What's Happening?
Researchers from Koi Security have discovered that the FreeVPN.One Chrome extension, initially a legitimate VPN service, has been acting as spyware for the past five months. The extension, which has over 100,000 installs, began capturing screenshots of users' online activity without their consent following an update in April 2025. This covert operation involves injecting scripts into websites to take screenshots and upload them to a server controlled by the extension's developer. The extension's actions raise significant privacy concerns, as it collects sensitive data from users without their knowledge.
Why It's Important?
The transformation of a legitimate VPN extension into spyware highlights the risks associated with browser extensions and the potential for privacy breaches. Users who rely on VPNs for secure browsing are particularly vulnerable, as their trust in these tools can be exploited.
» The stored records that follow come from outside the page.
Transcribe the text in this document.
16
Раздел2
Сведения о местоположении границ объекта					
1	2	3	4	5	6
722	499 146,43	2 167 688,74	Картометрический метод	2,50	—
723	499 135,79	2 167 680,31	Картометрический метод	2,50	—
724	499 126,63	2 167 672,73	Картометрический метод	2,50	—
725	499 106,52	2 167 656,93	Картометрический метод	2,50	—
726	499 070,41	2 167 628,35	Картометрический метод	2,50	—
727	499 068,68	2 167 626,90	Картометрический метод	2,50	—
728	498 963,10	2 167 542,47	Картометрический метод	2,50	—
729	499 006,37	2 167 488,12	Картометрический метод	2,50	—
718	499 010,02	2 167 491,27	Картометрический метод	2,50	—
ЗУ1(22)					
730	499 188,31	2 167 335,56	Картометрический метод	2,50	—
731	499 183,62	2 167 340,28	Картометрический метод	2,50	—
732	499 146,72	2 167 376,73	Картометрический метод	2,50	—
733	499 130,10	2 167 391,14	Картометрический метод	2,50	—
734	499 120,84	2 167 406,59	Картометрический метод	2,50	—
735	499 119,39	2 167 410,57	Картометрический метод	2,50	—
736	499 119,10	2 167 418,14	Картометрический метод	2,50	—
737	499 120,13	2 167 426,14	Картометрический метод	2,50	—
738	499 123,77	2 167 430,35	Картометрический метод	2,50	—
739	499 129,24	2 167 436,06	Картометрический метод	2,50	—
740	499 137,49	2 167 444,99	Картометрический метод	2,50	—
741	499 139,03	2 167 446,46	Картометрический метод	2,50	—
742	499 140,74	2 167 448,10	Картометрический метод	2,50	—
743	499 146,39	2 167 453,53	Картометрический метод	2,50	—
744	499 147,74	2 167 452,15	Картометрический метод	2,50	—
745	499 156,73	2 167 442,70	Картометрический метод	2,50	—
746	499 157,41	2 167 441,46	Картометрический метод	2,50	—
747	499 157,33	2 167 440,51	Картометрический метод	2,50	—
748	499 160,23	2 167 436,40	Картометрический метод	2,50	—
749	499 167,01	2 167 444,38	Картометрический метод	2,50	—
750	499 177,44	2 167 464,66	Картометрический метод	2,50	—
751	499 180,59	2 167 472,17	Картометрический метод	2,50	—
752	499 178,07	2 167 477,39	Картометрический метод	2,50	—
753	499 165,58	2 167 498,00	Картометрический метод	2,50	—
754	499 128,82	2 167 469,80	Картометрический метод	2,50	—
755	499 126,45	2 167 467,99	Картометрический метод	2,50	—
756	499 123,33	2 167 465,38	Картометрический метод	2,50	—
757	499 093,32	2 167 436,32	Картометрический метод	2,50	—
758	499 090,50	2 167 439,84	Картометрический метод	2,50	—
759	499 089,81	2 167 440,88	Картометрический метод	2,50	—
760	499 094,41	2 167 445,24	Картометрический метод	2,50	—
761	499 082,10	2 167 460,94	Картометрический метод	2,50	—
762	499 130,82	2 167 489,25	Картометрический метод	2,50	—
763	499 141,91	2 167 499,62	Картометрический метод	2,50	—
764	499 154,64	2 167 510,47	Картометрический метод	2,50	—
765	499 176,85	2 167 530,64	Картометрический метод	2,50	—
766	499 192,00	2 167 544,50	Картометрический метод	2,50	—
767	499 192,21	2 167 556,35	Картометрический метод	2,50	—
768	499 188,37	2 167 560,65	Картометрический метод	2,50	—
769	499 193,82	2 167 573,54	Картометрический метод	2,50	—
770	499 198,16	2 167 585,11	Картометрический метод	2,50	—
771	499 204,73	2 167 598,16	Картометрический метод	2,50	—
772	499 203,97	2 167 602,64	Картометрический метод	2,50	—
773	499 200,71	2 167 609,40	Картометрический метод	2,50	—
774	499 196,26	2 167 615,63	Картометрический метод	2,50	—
This incident underscores the need for vigilance in monitoring extension updates and permissions. It also calls for stricter oversight by app stores to prevent malicious activities and protect user privacy.
What's Next?
Users are advised to uninstall the FreeVPN.One extension and review permissions for other extensions to safeguard their privacy. Google may need to enhance its vetting process for extensions to prevent similar incidents. The discovery could lead to increased scrutiny of browser extensions and prompt developers to prioritize transparency and security in their offerings.